Y, en cierto sentido, eso nos lleva a un escenario similar al de la legislatura pasada, en el que en ningún momento el PP logró ponerse por delante en las encuestas, y donde la pregunta que se formulaban era qué hacer para conseguir los electores necesarios para remontar.

En este contexto, no parece que las recientes imputaciones del caso Gürtel vayan a hacer mucho daño al PP, ya que “se trata de una formación que cuenta con un voto fiel muy sólido, y ese tipo de simpatizante no va a cambiar a causa de estos escándalos. Incluso si percibe que el partido está siendo víctima de una persecución, éste puede salir reforzado”.

Pero para que eso se produzca se tiene que transmitir la sensación de que se ha reaccionado adecuadamente, de que se está sabiendo manejar la situación. Algo que, advierte Magaña, no parece que los populares estén logrando.

“En Tengo una pregunta para usted se vio muy incómodo a Rajoy hablando de estas cosas. Se nota que no le gusta nada”. Además, los populares se enfrentan a otro asunto que puede perjudicarles, el de las peleas internas. “Dar la impresión de ser un partido enfrentado sí les puede hacer daño de verdad. Afortunadamente para Rajoy, las últimas lecciones gallegas fueron un refrendo importante, con lo que la inestabilidad menguó”.

Pero las elecciones no se ganan sólo siendo firmes internamente. Para que el PP desbanque al PSOE tiene que sumar un buen puñado de votos nuevos, cuya posible procedencia no parece otearse aún en el horizonte.
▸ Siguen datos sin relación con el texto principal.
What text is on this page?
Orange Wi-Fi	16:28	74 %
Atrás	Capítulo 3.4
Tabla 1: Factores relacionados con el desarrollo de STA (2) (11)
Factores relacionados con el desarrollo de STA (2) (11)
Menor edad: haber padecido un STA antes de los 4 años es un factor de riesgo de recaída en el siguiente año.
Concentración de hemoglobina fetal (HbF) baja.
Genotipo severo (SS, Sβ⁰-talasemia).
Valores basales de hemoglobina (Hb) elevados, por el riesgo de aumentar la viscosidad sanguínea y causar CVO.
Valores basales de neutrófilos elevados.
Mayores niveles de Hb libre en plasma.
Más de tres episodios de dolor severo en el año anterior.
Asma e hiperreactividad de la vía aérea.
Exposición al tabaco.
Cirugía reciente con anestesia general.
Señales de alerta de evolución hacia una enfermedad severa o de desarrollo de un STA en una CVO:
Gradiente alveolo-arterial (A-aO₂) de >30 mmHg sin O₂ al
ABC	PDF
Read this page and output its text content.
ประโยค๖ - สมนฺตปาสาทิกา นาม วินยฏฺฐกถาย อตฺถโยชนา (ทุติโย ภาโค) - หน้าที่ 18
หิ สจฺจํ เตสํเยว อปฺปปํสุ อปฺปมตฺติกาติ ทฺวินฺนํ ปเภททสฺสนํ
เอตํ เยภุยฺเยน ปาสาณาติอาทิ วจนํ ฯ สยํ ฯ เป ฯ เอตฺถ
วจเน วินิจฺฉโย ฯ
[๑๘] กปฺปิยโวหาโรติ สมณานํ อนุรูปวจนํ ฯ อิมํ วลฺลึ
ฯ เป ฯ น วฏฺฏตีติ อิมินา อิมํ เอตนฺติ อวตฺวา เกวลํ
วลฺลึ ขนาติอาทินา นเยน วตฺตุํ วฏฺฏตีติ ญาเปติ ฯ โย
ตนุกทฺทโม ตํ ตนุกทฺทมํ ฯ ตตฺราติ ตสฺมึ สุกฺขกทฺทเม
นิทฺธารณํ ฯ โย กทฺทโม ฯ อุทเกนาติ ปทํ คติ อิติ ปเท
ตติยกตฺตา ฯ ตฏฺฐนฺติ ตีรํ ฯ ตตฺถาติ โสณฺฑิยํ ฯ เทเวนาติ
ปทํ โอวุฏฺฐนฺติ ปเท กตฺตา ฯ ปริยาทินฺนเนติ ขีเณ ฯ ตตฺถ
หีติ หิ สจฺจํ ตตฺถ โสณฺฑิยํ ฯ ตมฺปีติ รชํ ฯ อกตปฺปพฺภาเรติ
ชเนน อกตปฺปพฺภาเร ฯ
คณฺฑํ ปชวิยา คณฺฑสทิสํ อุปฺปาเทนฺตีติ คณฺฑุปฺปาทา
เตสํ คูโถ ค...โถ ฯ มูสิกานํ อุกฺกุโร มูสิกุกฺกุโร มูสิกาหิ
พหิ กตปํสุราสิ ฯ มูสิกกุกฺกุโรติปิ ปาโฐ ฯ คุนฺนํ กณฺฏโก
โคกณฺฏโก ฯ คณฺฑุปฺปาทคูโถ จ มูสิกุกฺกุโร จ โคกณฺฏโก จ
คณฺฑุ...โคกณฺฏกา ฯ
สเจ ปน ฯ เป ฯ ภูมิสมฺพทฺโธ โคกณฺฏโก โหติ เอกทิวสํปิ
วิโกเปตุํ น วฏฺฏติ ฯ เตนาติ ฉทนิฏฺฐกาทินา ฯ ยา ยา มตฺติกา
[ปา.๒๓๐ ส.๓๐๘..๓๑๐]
Magaña cree que, dado que los populares tienen un techo claro y que Rajoy no es un líder que vaya a atraer muchos nuevos electores por sí mismo, el camino más claro es intentar recoger el voto de castigo al PSOE. Pero, para eso, “Rajoy tiene que hacer algo distinto, introduciendo nuevas propuestas o nuevas caras, algo que genere ilusión respecto del cambio”.

A pesar de todos estos factores, Magaña prevé unos buenos resultados para el PP en los próximos comicios europeos. “Todas las tendencias apuntan a un cierto repunte e incluso a una victoria del PP.

Las europeas son unas elecciones raras, bastante urbanas, con una participación baja que esta vez parece será menor, pero todos los datos dicen que la coyuntura va a ser favorable al PP, aunque la mejoría no sea espectacular”.